A kind of origin that comes closer and closer and finds and diverges, as João Bragança Gil makes a point of expressing. ⌢’s state had completely changed since the arrival of ↩. I was on a completely different journey. They were travelling at this time to other times. Moments beyond the shadows, or the first representations of them. The ammonites made the representation something else, a chance like the previous blurs, but still, an unplanned representation, an image-journey to a past so distant that we cannot imagine. This process of millions and millions of years ended up being brutally cut in half, or even more than half, after being extracted from the ground. The origin (on and on) brought with it another notion of time in these images. The process identify > shoot > reveal > project > observe brought to their memories the apparatus of the first images they saw projected, but reminded them of how in this circle they always reappeared, reinvented themselves. Time after meeting, so long that the Sun had appeared, ⌢ and ↩︎, embracing the paths they had travelled until then, stopped.
Pedro Huet, 2021 (Excerpt)

(in)Visible
“I try to let the film think. “
— Harun Farocki
The Azores are an archipelago in the ‘middle’ of the Atlantic. Due to their privileged geographical position, these islands have been a place of enormous importance throughout history. This video essay aims to explore the visibilities and invisibilities inherent to the political agendas behind this geographical position through a two-channel video work that juxtaposes images of the magnificent landscapes often portrayed in Tourism advertisements, with media images of Lajes Airport, an important transnational military complex from the First World War to the present day.

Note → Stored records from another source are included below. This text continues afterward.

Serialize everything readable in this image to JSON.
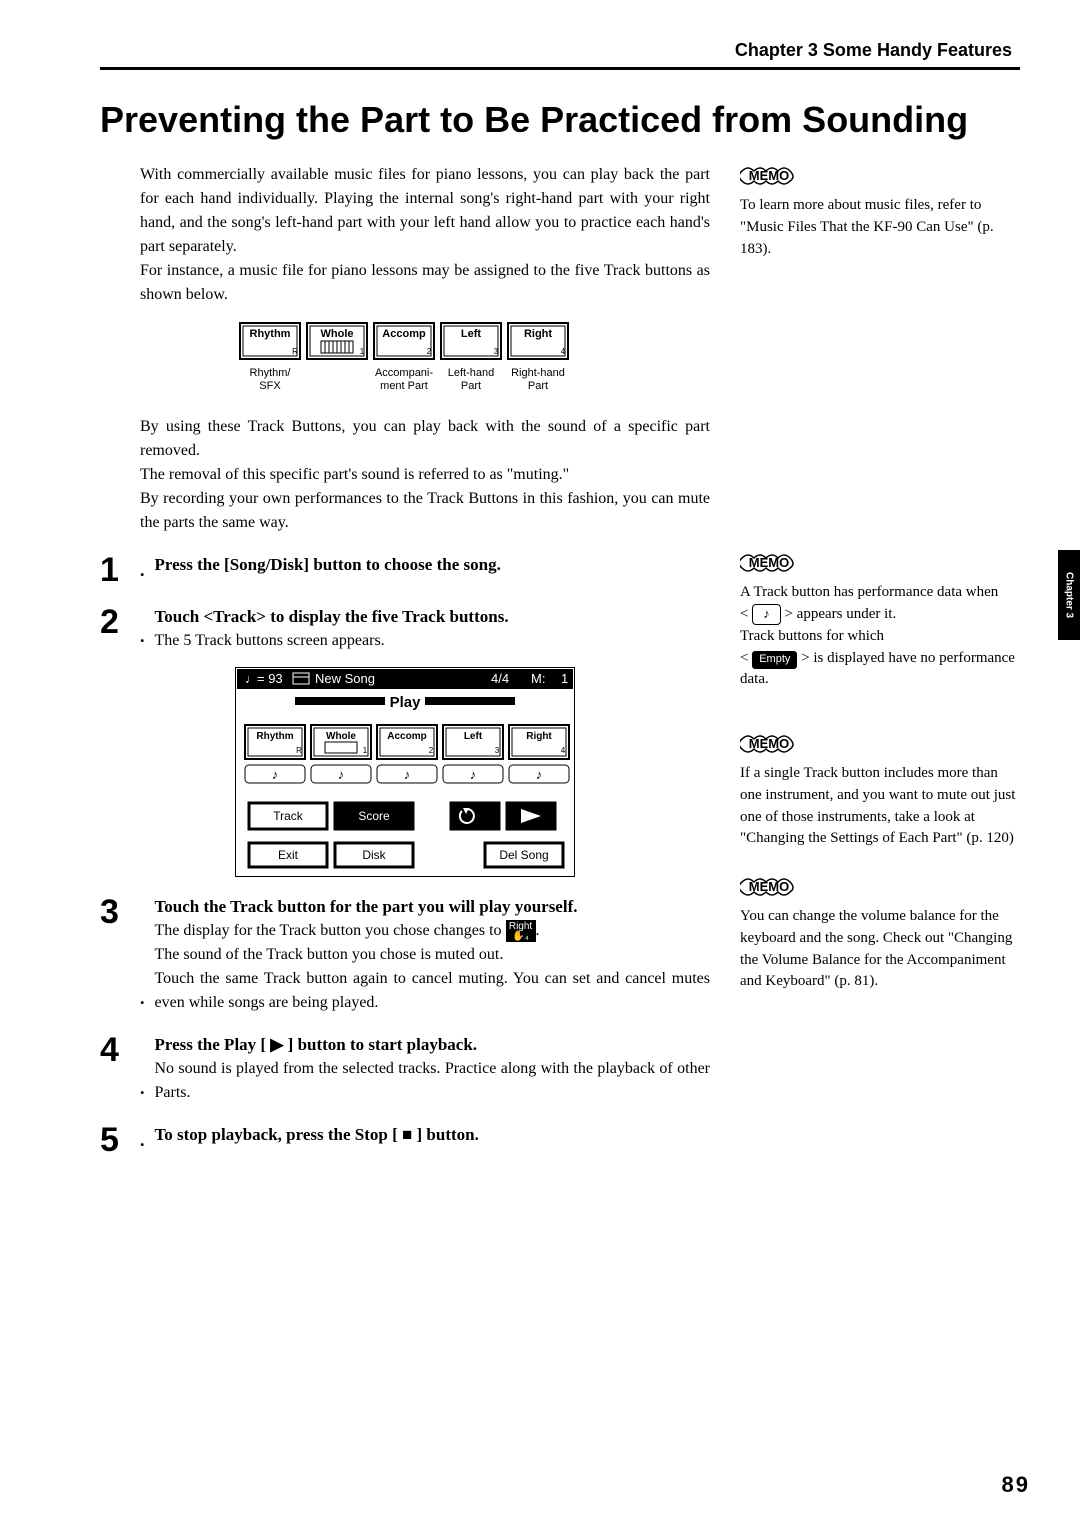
{
  "chapter_header": "Chapter 3 Some Handy Features",
  "title": "Preventing the Part to Be Practiced from Sounding",
  "intro_p1": "With commercially available music files for piano lessons, you can play back the part for each hand individually. Playing the internal song's right-hand part with your right hand, and the song's left-hand part with your left hand allow you to practice each hand's part separately.",
  "intro_p2": "For instance, a music file for piano lessons may be assigned to the five Track buttons as shown below.",
  "track_buttons": [
    "Rhythm",
    "Whole",
    "Accomp",
    "Left",
    "Right"
  ],
  "track_sub_labels": [
    {
      "line1": "Rhythm/",
      "line2": "SFX"
    },
    {
      "line1": "",
      "line2": ""
    },
    {
      "line1": "Accompani-",
      "line2": "ment Part"
    },
    {
      "line1": "Left-hand",
      "line2": "Part"
    },
    {
      "line1": "Right-hand",
      "line2": "Part"
    }
  ],
  "after_fig_p1": "By using these Track Buttons, you can play back with the sound of a specific part removed.",
  "after_fig_p2": "The removal of this specific part's sound is referred to as \"muting.\"",
  "after_fig_p3": "By recording your own performances to the Track Buttons in this fashion, you can mute the parts the same way.",
  "step1": "Press the [Song/Disk] button to choose the song.",
  "step2": "Touch <Track> to display the five Track buttons.",
  "step2_sub": "The 5 Track buttons screen appears.",
  "screen": {
    "header_tempo": "= 93",
    "header_title": "New Song",
    "header_time": "4/4",
    "header_m": "M:",
    "header_meas": "1",
    "banner": "Play",
    "tracks": [
      "Rhythm",
      "Whole",
      "Accomp",
      "Left",
      "Right"
    ],
    "buttons_row": [
      "Track",
      "Score"
    ],
    "bottom_row": [
      "Exit",
      "Disk",
      "Del Song"
    ]
  },
  "step3": "Touch the Track button for the part you will play yourself.",
  "step3_sub1a": "The display for the Track button you chose changes to ",
  "step3_sub1b": ".",
  "right_btn_label": "Right",
  "step3_sub2": "The sound of the Track button you chose is muted out.",
  "step3_sub3": "Touch the same Track button again to cancel muting. You can set and cancel mutes even while songs are being played.",
  "step4": "Press the Play [ ▶ ] button to start playback.",
  "step4_sub": "No sound is played from the selected tracks. Practice along with the playback of other Parts.",
  "step5": "To stop playback, press the Stop [ ■ ] button.",
  "memo1": "To learn more about music files, refer to \"Music Files That the KF-90 Can Use\" (p. 183).",
  "memo2a": "A Track button has performance data when",
  "memo2b_pre": "< ",
  "memo2b_post": " > appears under it.",
  "memo2c": "Track buttons for which",
  "memo2d_pre": "< ",
  "memo2d_label": "Empty",
  "memo2d_post": " > is displayed have no performance data.",
  "memo3": "If a single Track button includes more than one instrument, and you want to mute out just one of those instruments, take a look at \"Changing the Settings of Each Part\" (p. 120)",
  "memo4": "You can change the volume balance for the keyboard and the song. Check out \"Changing the Volume Balance for the Accompaniment and Keyboard\" (p. 81).",
  "side_tab": "Chapter 3",
  "page_num": "89",
  "memo_label": "MEMO"
}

The contrast of these two visual sequences composed of ‘found-image’ seeks to reflect on the politics of landscape and its representation, through the simultaneous, although paradoxical, discourses in these locations.

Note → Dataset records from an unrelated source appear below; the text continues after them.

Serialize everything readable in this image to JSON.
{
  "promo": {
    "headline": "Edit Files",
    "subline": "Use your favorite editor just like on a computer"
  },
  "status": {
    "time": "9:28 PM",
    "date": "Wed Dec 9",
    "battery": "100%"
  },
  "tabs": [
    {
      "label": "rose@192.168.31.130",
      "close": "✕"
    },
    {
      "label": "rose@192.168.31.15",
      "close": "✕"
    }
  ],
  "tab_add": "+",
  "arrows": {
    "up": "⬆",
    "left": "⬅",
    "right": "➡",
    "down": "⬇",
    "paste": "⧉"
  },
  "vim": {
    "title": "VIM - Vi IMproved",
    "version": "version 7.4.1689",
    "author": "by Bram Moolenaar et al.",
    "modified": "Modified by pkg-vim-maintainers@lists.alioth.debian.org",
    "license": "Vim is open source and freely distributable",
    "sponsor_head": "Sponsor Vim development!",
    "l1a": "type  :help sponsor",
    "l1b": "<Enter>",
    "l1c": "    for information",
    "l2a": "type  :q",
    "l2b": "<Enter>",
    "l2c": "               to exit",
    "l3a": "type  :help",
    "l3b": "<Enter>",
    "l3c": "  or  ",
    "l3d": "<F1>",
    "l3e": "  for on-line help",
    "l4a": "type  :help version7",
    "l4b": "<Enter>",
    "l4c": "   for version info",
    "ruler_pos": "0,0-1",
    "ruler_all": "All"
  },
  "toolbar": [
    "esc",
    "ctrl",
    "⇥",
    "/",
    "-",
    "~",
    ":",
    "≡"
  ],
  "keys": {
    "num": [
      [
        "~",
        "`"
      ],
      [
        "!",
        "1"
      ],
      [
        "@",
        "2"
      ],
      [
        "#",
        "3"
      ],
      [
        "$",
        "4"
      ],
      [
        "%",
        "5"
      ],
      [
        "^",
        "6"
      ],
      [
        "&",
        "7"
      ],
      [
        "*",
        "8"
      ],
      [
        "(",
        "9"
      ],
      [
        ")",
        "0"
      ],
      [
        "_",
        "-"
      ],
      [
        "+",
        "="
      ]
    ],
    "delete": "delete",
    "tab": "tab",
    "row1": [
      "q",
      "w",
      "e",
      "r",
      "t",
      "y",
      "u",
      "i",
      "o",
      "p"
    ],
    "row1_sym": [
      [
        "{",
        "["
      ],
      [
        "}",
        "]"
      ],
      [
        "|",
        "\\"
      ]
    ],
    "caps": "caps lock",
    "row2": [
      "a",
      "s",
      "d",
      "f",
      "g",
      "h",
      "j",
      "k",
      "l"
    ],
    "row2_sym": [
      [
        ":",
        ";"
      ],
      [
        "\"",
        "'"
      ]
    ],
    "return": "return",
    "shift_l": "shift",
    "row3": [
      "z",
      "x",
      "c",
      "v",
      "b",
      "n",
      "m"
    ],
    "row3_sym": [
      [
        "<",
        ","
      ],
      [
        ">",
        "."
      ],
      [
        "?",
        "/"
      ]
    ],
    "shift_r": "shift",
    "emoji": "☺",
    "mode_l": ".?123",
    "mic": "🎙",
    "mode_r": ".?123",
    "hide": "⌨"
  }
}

The film is accompanied by the soundtrack “Conquest of Paradise” (1992), by Vangelis, transformed and edited by me, slowing it down more than ten times, transforming it into an almost unrecognizable environment, with about forty-five minutes of duration. Each of these three elements — two videos and a soundtrack — has a different duration, creating asynchronous ‘loops’ and generating endless interactions, combinations and readings, in time.